Cass. crim., 13 nov. 2025, n°24-83.199
Dans le cadre d’une enquête préliminaire portant sur des faits d’abus de biens sociaux et de blanchiment, le juge des libertés et de la détention a confirmé la saisie opérée sur le compte bancaire détenu en indivision par la personne mise en cause et son épouse.
Arguant de sa qualité de tiers de bonne foi, l’épouse du mis en cause a fait appel de cette décision et sollicitait la mainlevée de la mesure à hauteur de la moitié des fonds détenus sur le compte saisi.
Pour confirmer le rejet de cette demande, la Cour de cassation rappelle que le caractère indivis d’un compte bancaire justifie la saisie de celui-ci dans sa totalité.

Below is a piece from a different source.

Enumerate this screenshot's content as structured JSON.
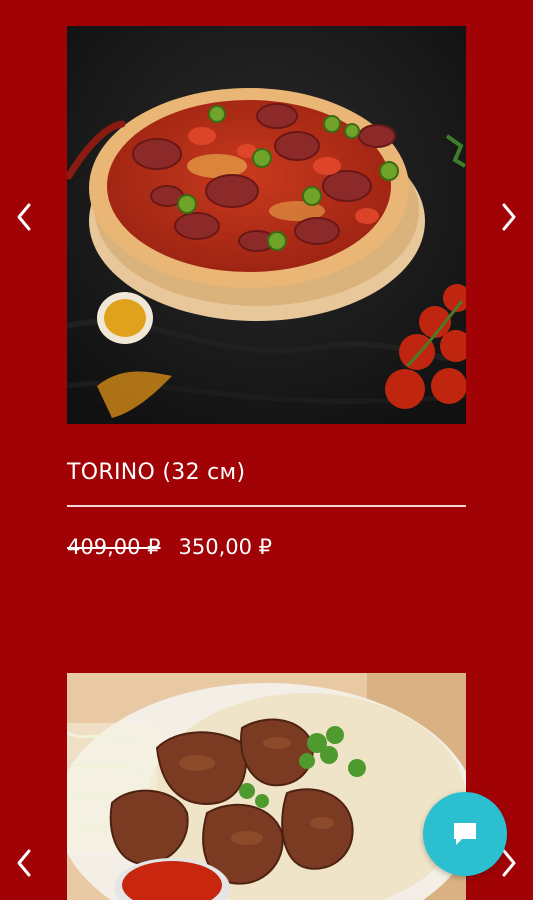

La chambre criminelle réserve néanmoins deux garanties pour le tiers de bonne foi, l’une tenant à la spécificité du régime de l’indivision, l’autre propre à la procédure pénale :
- D’une part, tout indivisaire tire de l’article 815 du code civil le droit de provoquer le partage pour sortir de l’indivision ;
- D’autre part, l’atteinte portée aux droits de l’épouse du mis en cause n’est que temporaire dès lors que celle-ci conserve la possibilité à tout moment, au cours de l’enquête et devant la juridiction de jugement, de demander la restitution des sommes versées sur le compte saisi.
Si la voie de l’appel et de la mainlevée partielle pour moitié de la saisie ne sont donc pas juridiquement praticables, le tiers de bonne foi n’est pas pour autant entièrement démuni face à une saisie portant sur un compte indivis.